BACKGROUND Radiofrequency ablation (RFA) is used to treat various cancers, but its use in thyroid cancer remains controversial. The aim of this study was to investigate surgical findings after RFA for papillary thyroid cancer (PTC). MATERIAL AND METHODS The study included 21 patients (average age 44.9±13.3 years) who had biopsy-confirmed thyroid cancer treated with RFA in multiple hospitals. Surgery was done in the First Hospital of China Medical University.
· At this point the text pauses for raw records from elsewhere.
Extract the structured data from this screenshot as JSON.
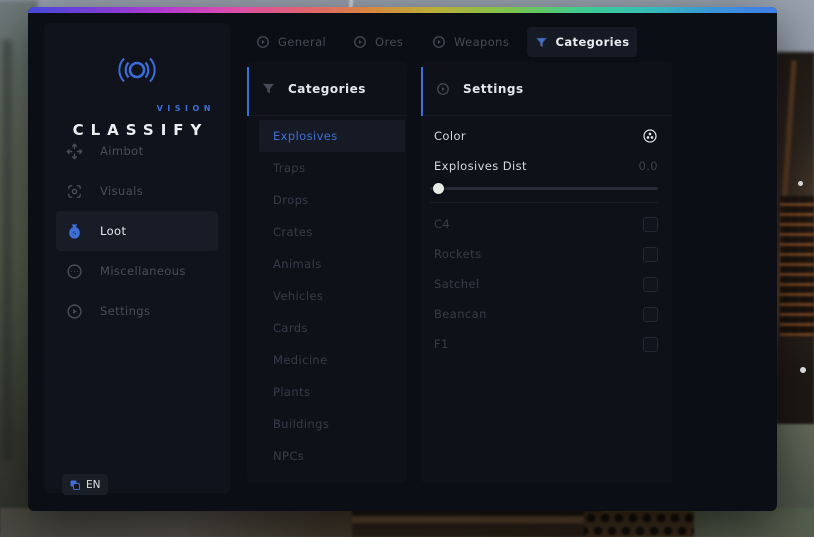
{
  "brand": {
    "vision": "VISION",
    "classify": "CLASSIFY"
  },
  "colors": {
    "accent_blue": "#3e6fd6",
    "window_bg": "#0b0e14",
    "panel_bg": "#0e1118",
    "sidebar_bg": "#10131b",
    "active_row_bg": "#181c26",
    "dim_text": "#454b57",
    "bright_text": "#e8eaee",
    "slider_thumb": "#e4ebe2",
    "gradient_bar": [
      "#4348d8",
      "#b23bd0",
      "#e0636f",
      "#d6883f",
      "#7ec34a",
      "#3ecb90",
      "#3f7ce8"
    ]
  },
  "tabs": [
    {
      "label": "General",
      "icon": "circle-play-icon",
      "active": false
    },
    {
      "label": "Ores",
      "icon": "circle-play-icon",
      "active": false
    },
    {
      "label": "Weapons",
      "icon": "circle-play-icon",
      "active": false
    },
    {
      "label": "Categories",
      "icon": "filter-icon",
      "active": true
    }
  ],
  "sidebar": {
    "items": [
      {
        "label": "Aimbot",
        "icon": "crosshair-icon",
        "active": false
      },
      {
        "label": "Visuals",
        "icon": "eye-scan-icon",
        "active": false
      },
      {
        "label": "Loot",
        "icon": "money-bag-icon",
        "active": true
      },
      {
        "label": "Miscellaneous",
        "icon": "globe-dots-icon",
        "active": false
      },
      {
        "label": "Settings",
        "icon": "circle-play-icon",
        "active": false
      }
    ],
    "language": {
      "label": "EN",
      "icon": "translate-icon"
    }
  },
  "categories_panel": {
    "title": "Categories",
    "icon": "filter-icon",
    "items": [
      {
        "label": "Explosives",
        "selected": true
      },
      {
        "label": "Traps",
        "selected": false
      },
      {
        "label": "Drops",
        "selected": false
      },
      {
        "label": "Crates",
        "selected": false
      },
      {
        "label": "Animals",
        "selected": false
      },
      {
        "label": "Vehicles",
        "selected": false
      },
      {
        "label": "Cards",
        "selected": false
      },
      {
        "label": "Medicine",
        "selected": false
      },
      {
        "label": "Plants",
        "selected": false
      },
      {
        "label": "Buildings",
        "selected": false
      },
      {
        "label": "NPCs",
        "selected": false
      }
    ]
  },
  "settings_panel": {
    "title": "Settings",
    "icon": "circle-play-icon",
    "color_row": {
      "label": "Color",
      "icon": "color-wheel-icon"
    },
    "slider_row": {
      "label": "Explosives Dist",
      "value": "0.0",
      "percent": 2
    },
    "checkboxes": [
      {
        "label": "C4",
        "checked": false
      },
      {
        "label": "Rockets",
        "checked": false
      },
      {
        "label": "Satchel",
        "checked": false
      },
      {
        "label": "Beancan",
        "checked": false
      },
      {
        "label": "F1",
        "checked": false
      }
    ]
  }
}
RESULTS The 21 patients had a total of 32 thyroid nodules that were treated with RFA. Twenty-eight nodules were malignant, and 4 nodules were benign. Before RFA, 17 of the malignant nodules were >1 cm and 11 were ≤1 cm. Among the 28 malignant nodules, post-ablation lesions adhered to or invaded the structures surrounding the thyroid in 17 (60.7%), 19 (67.9%), and 22 (78.6%) nodules evaluated with ultrasound, contrast-enhanced computed tomography, and intraoperatively, respectively. Based on pathology results, 7 (33.3%) of the 21 patients had bilateral cancer. Ten (47.6%) of the 21 patients had central lymph node metastasis and 2 (9.5%) had lateral lymph node metastasis. For 5 (15.6%) of the 32 nodules, the fine-needle aspiration results were not consistent with the postoperative pathological results. Five (23.8%) of the 21 patients with lymph node metastasis had clinically negative (CN0) lesions. CONCLUSIONS RFA for PTC primary lesions may be incomplete and leave residual lymph node metastasis, even in lesions ≤1 cm. RFA should be recommended with caution in the treatment of operable patients with primary PTC.
背景 射频消融(RFA)用于治疗多种癌症,但其在甲状腺癌中的应用仍存在争议。本研究旨在调查甲状腺乳头状癌(PTC)射频消融术后的手术发现。材料与方法 本研究纳入了21例患者(平均年龄44.9±13.3岁),这些患者经活检确诊为甲状腺癌,在多家医院接受了射频消融治疗。手术在中国医科大学附属第一医院进行。结果 21例患者共有32个甲状腺结节接受了射频消融治疗。28个结节为恶性,4个结节为良性。射频消融前,17个恶性结节直径>1 cm,11个≤1 cm。在28个恶性结节中,分别通过超声、增强计算机断层扫描和术中评估发现,消融后病变分别有17个(60.7%)、19个(67.9%)和22个(78.6%)与甲状腺周围结构粘连或侵犯。根据病理结果,21例患者中有7例(33.3%)为双侧癌。21例患者中有10例(47.6%)发生中央淋巴结转移,2例(9.5%)发生侧方淋巴结转移。32个结节中有5个(15.6%)细针穿刺结果与术后病理结果不一致。21例发生淋巴结转移的患者中有5例(23.8%)临床检查为阴性(CN0)病变。结论 即使对于直径≤1 cm的病变,PTC原发灶的射频消融可能也不彻底,并可能残留淋巴结转移。对于可手术的原发性PTC患者,应谨慎推荐射频消融治疗。